爺爺父親輩的。

葉靈一路陪笑,甚至琴書詞樂,每次都要拿一兩樣出手,還要被千叮萬囑的行最標準的禮儀。

她終於領會了母親的意思。

看向母親的眼神變得有點漠然。

可母親沒有一絲波動,仍然孜孜不倦的打聽著各種聚會。

她以前完全不知道,還有這麼多聚會可以去。

有一次遇上了表姐。

她似乎也一直活躍在這些聚會中,因為那如魚得水的姿態很自在。

不像她,一般都是待在角落盡量沒人看見的地方。

但表姐眼似乎很會找東西,沒幾眼便看見了她。

「哎喲,是知畫妹妹呀,你怎麼來了?」

聲音嬌而亮,像是特意引起人注意般。

葉靈無奈的寒磣著。

「這也難怪姨會心急,知畫妹妹也是該嫁人了。」

葉靈微微一笑,不作答。

柳鶯春似乎不打算走開,站在她旁邊有一句沒一句的問著,不過眼神是一直往外瞟,葉靈表示可以走開,她不需要陪伴。

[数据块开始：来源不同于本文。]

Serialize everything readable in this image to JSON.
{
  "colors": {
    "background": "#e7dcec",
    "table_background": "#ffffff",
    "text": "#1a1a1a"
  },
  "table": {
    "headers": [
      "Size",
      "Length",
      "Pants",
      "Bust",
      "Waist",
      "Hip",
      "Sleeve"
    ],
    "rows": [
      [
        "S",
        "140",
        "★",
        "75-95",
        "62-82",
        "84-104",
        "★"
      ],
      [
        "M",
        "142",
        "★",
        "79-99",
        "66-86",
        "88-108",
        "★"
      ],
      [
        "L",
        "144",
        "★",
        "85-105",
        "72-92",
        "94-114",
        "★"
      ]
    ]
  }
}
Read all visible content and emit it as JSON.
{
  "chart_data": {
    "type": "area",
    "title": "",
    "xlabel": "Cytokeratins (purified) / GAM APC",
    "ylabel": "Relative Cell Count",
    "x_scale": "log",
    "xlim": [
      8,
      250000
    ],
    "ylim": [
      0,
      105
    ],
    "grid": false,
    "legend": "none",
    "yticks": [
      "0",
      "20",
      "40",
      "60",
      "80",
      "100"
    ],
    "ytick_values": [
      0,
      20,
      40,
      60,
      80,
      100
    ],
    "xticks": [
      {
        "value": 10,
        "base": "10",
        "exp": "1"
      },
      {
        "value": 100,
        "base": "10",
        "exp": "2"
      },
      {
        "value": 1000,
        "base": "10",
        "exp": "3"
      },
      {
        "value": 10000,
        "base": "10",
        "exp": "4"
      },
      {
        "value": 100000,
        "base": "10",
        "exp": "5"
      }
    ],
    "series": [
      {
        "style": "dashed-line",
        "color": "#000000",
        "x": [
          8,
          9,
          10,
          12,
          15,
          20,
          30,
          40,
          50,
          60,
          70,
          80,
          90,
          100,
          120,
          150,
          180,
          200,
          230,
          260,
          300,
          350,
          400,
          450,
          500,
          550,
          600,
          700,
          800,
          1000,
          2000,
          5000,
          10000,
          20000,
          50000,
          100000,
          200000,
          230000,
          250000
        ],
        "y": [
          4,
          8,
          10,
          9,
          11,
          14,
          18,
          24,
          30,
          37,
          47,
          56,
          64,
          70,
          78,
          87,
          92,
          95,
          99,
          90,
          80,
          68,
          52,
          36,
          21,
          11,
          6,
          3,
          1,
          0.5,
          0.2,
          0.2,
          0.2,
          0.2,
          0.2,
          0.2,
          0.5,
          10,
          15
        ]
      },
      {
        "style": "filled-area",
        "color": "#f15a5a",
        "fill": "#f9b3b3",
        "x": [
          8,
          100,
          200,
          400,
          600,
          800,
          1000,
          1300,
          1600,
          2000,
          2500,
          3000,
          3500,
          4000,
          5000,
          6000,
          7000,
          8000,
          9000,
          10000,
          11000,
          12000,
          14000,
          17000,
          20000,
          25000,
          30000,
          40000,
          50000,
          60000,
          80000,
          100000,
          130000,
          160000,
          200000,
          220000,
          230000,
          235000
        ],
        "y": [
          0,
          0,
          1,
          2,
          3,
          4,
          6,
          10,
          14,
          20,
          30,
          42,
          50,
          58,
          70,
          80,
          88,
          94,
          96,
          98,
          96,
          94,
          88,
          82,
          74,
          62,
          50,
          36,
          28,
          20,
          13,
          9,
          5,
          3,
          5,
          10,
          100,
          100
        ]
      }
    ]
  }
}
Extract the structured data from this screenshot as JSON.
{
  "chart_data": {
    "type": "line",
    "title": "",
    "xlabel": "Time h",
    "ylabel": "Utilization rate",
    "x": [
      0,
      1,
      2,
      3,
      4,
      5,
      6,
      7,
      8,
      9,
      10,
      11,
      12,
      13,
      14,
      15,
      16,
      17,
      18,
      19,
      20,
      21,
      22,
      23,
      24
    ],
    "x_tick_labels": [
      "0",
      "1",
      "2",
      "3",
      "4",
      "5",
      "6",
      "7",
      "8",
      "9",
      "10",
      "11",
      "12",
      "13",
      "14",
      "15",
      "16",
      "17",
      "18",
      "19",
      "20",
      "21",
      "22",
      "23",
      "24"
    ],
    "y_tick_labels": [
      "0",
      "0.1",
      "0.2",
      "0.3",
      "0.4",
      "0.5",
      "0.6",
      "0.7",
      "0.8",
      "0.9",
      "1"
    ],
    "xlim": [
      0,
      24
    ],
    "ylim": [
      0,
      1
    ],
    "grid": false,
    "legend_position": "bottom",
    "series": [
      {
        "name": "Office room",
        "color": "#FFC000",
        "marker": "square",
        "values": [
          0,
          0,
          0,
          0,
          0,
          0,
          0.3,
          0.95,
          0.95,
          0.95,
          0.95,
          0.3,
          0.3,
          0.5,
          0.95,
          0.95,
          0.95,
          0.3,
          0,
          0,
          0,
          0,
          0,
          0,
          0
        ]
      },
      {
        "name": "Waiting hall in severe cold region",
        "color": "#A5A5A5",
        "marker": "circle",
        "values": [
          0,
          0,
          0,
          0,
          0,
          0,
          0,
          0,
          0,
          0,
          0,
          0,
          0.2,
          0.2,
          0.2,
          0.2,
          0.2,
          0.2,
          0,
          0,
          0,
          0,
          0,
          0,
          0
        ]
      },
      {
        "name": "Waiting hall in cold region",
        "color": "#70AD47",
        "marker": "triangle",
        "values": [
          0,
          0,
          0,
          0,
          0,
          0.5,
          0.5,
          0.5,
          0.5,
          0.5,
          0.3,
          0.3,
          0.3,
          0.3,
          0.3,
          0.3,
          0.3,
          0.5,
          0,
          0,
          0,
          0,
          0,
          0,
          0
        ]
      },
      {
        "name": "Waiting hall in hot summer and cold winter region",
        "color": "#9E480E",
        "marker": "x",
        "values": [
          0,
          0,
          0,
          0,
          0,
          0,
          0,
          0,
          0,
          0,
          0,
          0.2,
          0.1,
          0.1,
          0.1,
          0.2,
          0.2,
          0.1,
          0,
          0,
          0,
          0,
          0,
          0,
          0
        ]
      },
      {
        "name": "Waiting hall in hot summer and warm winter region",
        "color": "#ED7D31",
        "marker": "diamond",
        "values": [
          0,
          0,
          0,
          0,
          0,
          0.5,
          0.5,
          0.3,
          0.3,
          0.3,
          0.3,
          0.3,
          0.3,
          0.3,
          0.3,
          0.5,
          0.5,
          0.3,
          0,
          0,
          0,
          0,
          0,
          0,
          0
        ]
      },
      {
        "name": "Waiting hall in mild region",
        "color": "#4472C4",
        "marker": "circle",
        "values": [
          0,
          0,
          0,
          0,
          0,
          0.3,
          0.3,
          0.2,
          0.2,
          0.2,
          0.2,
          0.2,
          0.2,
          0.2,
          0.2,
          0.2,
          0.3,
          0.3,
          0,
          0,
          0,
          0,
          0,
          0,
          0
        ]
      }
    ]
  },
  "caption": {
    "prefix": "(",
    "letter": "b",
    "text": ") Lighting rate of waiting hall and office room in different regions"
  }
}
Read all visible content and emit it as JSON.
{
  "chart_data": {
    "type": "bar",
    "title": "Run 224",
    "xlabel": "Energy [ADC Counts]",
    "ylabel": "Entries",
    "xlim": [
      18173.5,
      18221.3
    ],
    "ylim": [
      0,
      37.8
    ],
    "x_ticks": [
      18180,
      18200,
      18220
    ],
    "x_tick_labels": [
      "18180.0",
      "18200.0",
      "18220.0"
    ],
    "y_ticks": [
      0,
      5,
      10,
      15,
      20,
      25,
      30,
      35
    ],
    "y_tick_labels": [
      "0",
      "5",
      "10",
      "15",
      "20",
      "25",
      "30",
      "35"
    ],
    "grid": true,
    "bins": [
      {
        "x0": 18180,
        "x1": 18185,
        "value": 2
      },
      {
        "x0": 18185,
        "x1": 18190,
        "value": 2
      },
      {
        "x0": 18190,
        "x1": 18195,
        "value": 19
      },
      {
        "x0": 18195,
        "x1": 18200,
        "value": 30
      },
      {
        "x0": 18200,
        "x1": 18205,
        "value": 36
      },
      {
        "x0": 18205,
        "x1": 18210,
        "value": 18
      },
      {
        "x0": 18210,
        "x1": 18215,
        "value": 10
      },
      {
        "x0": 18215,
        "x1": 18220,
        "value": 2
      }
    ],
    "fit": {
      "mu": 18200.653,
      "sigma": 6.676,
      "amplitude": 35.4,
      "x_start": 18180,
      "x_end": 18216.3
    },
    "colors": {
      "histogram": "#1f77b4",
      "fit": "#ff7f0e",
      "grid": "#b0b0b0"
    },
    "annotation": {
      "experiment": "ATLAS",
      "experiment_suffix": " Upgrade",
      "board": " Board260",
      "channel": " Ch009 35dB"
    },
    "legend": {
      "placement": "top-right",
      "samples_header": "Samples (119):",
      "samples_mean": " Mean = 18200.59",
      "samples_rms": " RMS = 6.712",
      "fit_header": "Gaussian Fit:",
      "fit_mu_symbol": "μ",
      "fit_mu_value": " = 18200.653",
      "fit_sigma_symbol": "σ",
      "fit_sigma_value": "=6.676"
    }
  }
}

「怎麼行呢,知畫妹妹來到這麼陌生的地方,表姐自己走開怎麼說得過去。」

熱情,卻敷衍。

葉靈看著眼前的人,想起劉知秀的話,思考著要不要問點問題。

剛想開口,柳鶯春卻被人叫走了。

葉靈看著她走遠,歇了心思。

「哎,你聽說了嗎?」旁邊的女孩卻在表姐離開后討論。

「聽說什麼?」 船到橋頭自然直 一旁的女孩也帶著好奇。

「那個柳鶯春,聽說跟了溫家少爺!」

「溫家少爺?」女孩掩了張大的嘴,追問道:「就她那樣,也能入溫少爺的眼?」

天才萌寶:影后老婆超級甜 「誰說不是。不要說其她,就我們這裡,比她好的就有半數,也不知溫少爺是看上她什麼?」

「看不出她有什麼特別之處呀?」

「誰知道呢,我聽說呀,她是自己送上門去的……有那個男人會不吃到嘴的肉啊……」

「咦,你怎麼這樣說話?」

「裝什麼裝,你裡面還不是一樣想說……」

兩個女孩笑笑鬧鬧,偏了話題。 葉靈從聚會回來,跟母親說,要不去看看姐姐吧。

母親同意了。

見到姐姐的時候,葉靈仔細看了看,真的瘦了。

只不過一段時間不見,臉色憔悴得像老了十歲。

母親卻視而不見,只關心她跟溫孝義的關係好不好。

劉知秀欲言又止。

葉靈注意到她手腕上的瘀青,問她怎麼回事。

劉知秀一直掩飾。

「姐,是不是他打你了?」

「秀兒?你們吵架了?」母親的詫異讓劉知秀忍不住落了熱淚,但下一刻卻變涼:「秀兒,你不能和他吵,你現在和他吵,你還沒有懷孕,沒有生孩子,如果他一氣之下休了你怎麼辦?現在家裡已經這樣了,你絕對不能被休了!」

「娘!」能別這個時候說這個嗎?葉靈試圖阻止母親。

可是母親卻不管不顧:「秀兒,你知道家裡已經快要撐不住了,如果你這邊再出事,就是把你爹逼上絕路啊,許多人知道我們的女兒在溫家,還不敢明目張胆的對我們下手,可要是你被休了……」

母親驚恐的模樣讓她有些手足無措。

葉靈想上前安慰,卻被母親拂開:「秀兒,不管如何,你千萬不能離!絕對不能被休,知道嗎?絕對!絕對!……」

劉知秀聽著母親的話,雙眼剎那變灰暗,縱使之前也想過這些,可是這些話從母親口裡直接說出來,讓她心如死灰。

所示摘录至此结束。